Some parts were dull, others were lifeless, and a LOT of it was rambling on and on about things that I couldn’t care less about, like dwarves and happy-glowy-floaty-orby-spirits. Even worse, Paolini’s verbal diarrhea hampered fight scenes by slowing down the action so much that I found myself falling asleep even at what were supposed to be fast-paced and exciting (or something like that) parts of the novel. In fact, the prose was constantly putting me to sleep no matter what type of scene it was. Thus the four weeks it took me to finally finish this lumbering beast of a book.

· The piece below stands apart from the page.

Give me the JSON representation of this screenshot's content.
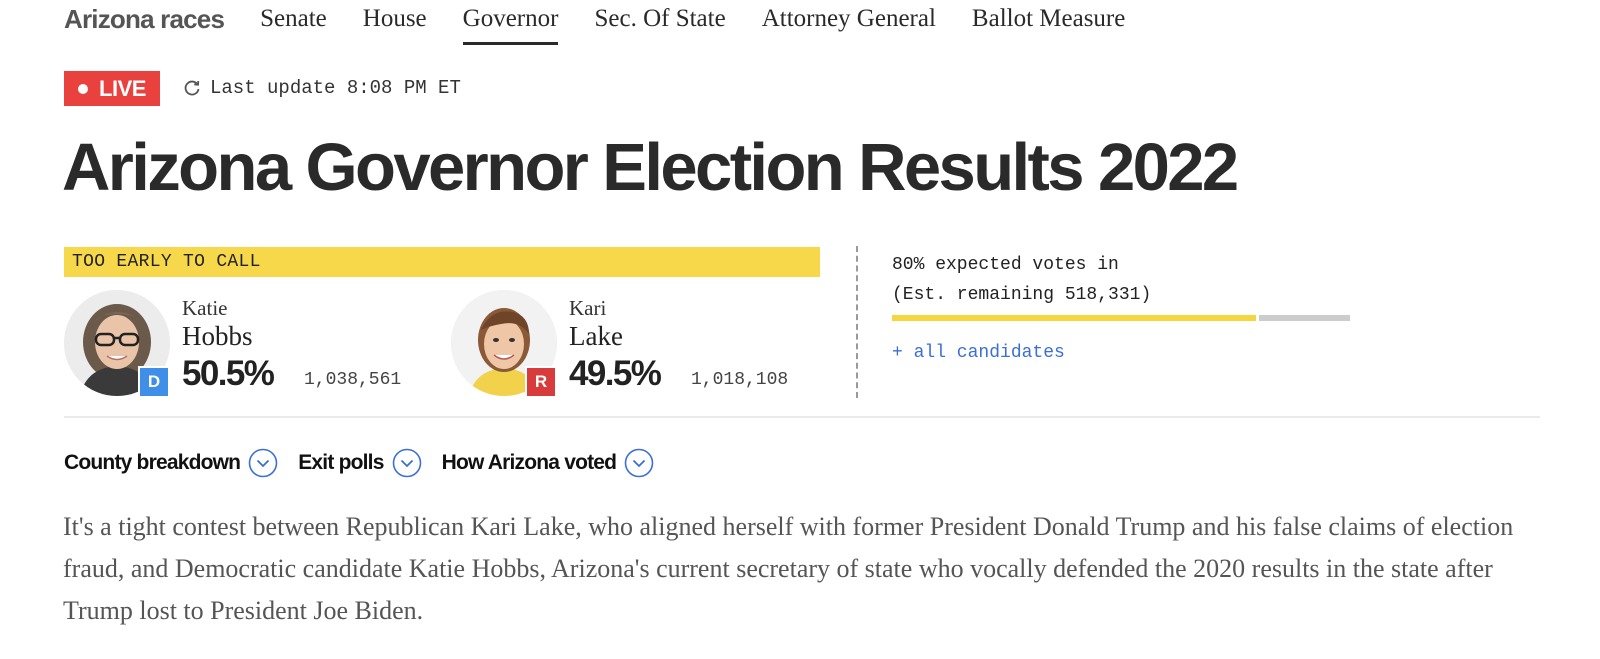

If Paolini had spent half the amount of time he used flipping through a thesaurus for adjectives to think through his characters and lay out plot lines, he might have actually had himself a good book. Long-winded writing style is fine if you’ve got the story and characters to back it. Instead, it’s plain that he chose quantity of words over the quality of everything else. The end result? A book nearly eight hundred pages long that doesn’t go anywhere. Prose rating: 3/10 (This would get a “2” as well, but I thought that an extra point should be awarded for sheer effort involved in digging up so many big, complicated words.)
Speaking critically, Brisingr is a failure of a fantasy novel. The plot was too few, too far between; the characters attained insta-godhood rather than grow, and the prose hindered more than helped. It was a cesspool of one irrelevant and pointless scene after another, drowning in its own length a third of the way through. At best it’s filler, at worst it’s plain crappy.
But even though it’s a horrible book in many, many ways, it was an AMAZINGLY horrible book. And I did manage to read all of it. Sometimes, I couldn’t STOP reading, it was so atrocious. Thus, Brisingr was a train wreck in all of its fiery glory. I laughed, I sighed, I raged, I facepalmed and headdesked and kept right on reading. In the end, Brisingr still had horrendous but morbidly attractive entertainment value and practical uses (ie: how NOT to write a novel, part three) that outlasts what is essentially a read-and-forget or don’t-read-at-all novel.